Apparently we are to believe that the two-strong Campaign for a Federal Republic is one of the “three main affiliated component organisations of the Scottish Socialist Alliance”. This makes it appear as though the CFR - which, being a closed organisation devoid of a revolutionary programme and the perspectives to carry it out, can only but be at best a democratic-reformist campaign - is the third force in the SSA. Clearly a fantasy. Comrade Craig did not attend the recent SSA conference to see for himself where the CFR is heading. Neither however does he appear to have studied the reports published in the Weekly Worker. Significantly he ignores the events of March this year when Mary Ward and Nick Clarke - who now grandly call themselves the CFR - left the CPGB and in truth ceased to occupy any position of influence within the SSA.

Comrade Craig is critical of the fact that the Socialist Party sees the SSA as “only SML and the rest”; that all non-SML forces are “presented not as definite tendencies with particular policies, but a grey, amorphous blob”. But, notwithstanding this ‘natural’ attitude of the SP, how can it be doubted that SML has been and continues to be the main driving force behind the SSA? Moreover any study of reality would leave you in no doubt that SML is also in the driving seat when it comes to political questions.
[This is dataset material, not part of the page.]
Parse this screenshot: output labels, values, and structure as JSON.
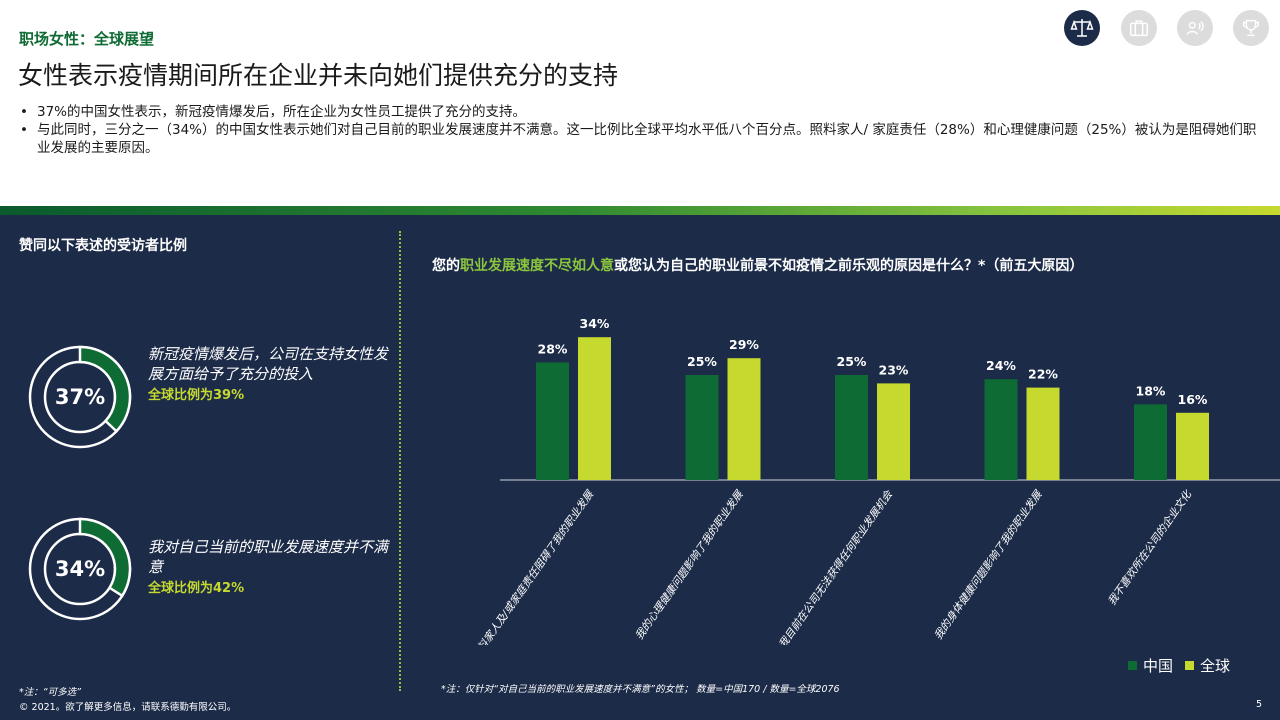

SML has since its foundation plied a course directly to a nationalist socialism broadly along the lines advocated by Joseph Pilsudski in Poland - against Luxemburg and Lenin and their international socialism he stood for a break-up of the tsarist empire. All other currents - including those comrade Craig omitted - have actively connived at this strategy or been swept along in its wake. Not only Allan Green, the Scottish Socialist Movement rump, the tartan Communist Party of Scotland, the Red Republicans and a clot of ex-SNPers; but also the CFR - who pre-empted and anticipated SML’s split with Peter Taaffe and the Socialist Party by resigning their CPGB membership, citing the period of reaction and the pull of bourgeois life - ie, political burn-out.

What of comrade Craig’s ‘second force’ in the SSA? The Red Republicans are in truth ‘red’ nationalists. They have no problem with a separate Scottish organisation - in fact they positively advocate the organisational break-up of the British working class. Their only criticism of the proposed SSP stems from economism and a pseudo-leftist opposition to taking seats in parliament. They positively advocate a separate Scotland. They might want it to be called a “Scottish workers’ republic”, as opposed to SML’s “independent socialist Scotland”, but in reality they are both covers for national separatism. Both the Red Republicans and SML argue that the break-up of Britain along national lines will unleash the forces for socialism. They are nationalists first and socialists second. The contradiction is obvious.

Meanwhile the CFR sends letters off to the Socialist Party in England and Wales in the vain hope that it will side with the Campaign’s opposition to the formation of the SSP (predictably the SP refuses to print them in The Socialist).Funny that Dave Craig does not consider this trajectory not only as a bit of joke, but something demanding criticism. Comrade Craig should take sides: against right liquidationism; for Partyism. After all he has seen these two comrades resign from an all-Britain revolutionary organisation in the midst of an energetic struggle against separatism in Scotland. They condemned our categorisation of SML as ‘national socialist’ - for these ‘Leninists’ it was too harsh and counter­productive. They deserted their former comrades, complaining of “an intolerable internal regime” - we use terrible words like “foolish” and “opportunism”, and operate according to the principles of democratic centralism. Were they right or wrong?

SML, the SSA majority and the SP watched them lay down arms. Indeed at a meeting on the SSP earlier this year, Allan Green, secretary of the SSA, assured those present that there would be no more threat to the SSP project from the CPGB as the Dundee comrades had resigned. In effect the coast was now clear for the project of nationalism to proceed. Now the CFR pathetically appeal to comrade Taaffe to come to their aid. This is very revealing. Comrade Taaffe not only gave the go-ahead for SML in the first place, but he has an explicitly reformist programme himself.

Despite lacking an organised arm in Scotland, the Weekly Worker remains the only principled and effective opposition to the nationalism of SML. We have a history of involving it in open struggle - something which is actually quite alien to its culture.

Comrades Mary Ward and Nick Clarke walked away from their duties and responsibilities as CPGB members in order to constitute themselves as a ginger group in the SSA/SSP. How can they now convince anybody? They have degraded and belittled the fight for a federal republic by separating it from the revolutionary programme and the fight to reforge the CPGB - to which everything should be subordinated.

Dave Craig has the best of intentions, I am sure. He wants to draw these comrades back from the wilderness. But that will not be done by flattering and elevating two embittered lost souls. It is practice that shows the truth, not labels.